Respecting the fetus' exposure to radiation, Dr. Keller testified that there was "no known safe threshold for radiation exposure to a fetus." He acceded, however, that it was not a "forgone conclusion" that Baby Doe would have experienced difficulties due to his/her radiation exposure and that "[w]ith any individual fetus you won't be able to say, well, this is what would happen with this fetus." Dr. Keller could not quantify the increased risk to Baby Doe due to radiation exposure, nor could he quantify the amount of radiation Baby Doe was exposed to, though he testified that such quantification was possible through consultation with a physicist and geneticist.

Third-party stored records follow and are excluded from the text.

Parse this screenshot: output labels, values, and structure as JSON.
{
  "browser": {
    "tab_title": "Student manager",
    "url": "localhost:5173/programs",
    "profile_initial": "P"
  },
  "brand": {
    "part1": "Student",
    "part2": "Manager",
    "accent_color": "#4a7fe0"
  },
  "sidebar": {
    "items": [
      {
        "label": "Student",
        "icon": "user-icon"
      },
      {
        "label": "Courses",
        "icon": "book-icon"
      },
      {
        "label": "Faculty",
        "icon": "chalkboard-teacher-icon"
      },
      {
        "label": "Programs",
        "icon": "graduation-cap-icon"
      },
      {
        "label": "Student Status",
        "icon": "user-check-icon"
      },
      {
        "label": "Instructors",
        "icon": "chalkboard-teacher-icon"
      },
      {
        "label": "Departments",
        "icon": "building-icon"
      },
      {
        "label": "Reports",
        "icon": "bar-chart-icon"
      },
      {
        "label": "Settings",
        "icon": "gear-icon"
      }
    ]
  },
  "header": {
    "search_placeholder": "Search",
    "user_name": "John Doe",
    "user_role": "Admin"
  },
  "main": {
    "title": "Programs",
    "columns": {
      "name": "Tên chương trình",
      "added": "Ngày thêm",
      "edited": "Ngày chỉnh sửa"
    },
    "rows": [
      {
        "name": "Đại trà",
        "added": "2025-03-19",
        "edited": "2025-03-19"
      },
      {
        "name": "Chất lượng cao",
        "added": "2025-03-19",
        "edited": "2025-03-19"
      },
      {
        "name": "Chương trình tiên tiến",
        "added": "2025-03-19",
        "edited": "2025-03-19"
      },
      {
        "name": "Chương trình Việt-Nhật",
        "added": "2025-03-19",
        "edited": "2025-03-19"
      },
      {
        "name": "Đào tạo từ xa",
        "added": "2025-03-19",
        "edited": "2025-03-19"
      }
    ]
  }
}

He stated, however, that there was "theoretically enough radiation [in this case] to cause a problem," citing to studies in which third-trimester fetuses experienced increased risks of childhood leukemia after only limited exposure to radiation. Moreover, had Williams elected to delay the surgery and to continue the pregnancy, she would have exposed Baby

864 N.E.2d 969

Doe to additional radiation through her ongoing treatment. Speaking generally, Dr. Keller identified the risks of fetal radiation exposure to be the incorrect development of organs and "childhood and adulthood malignancies."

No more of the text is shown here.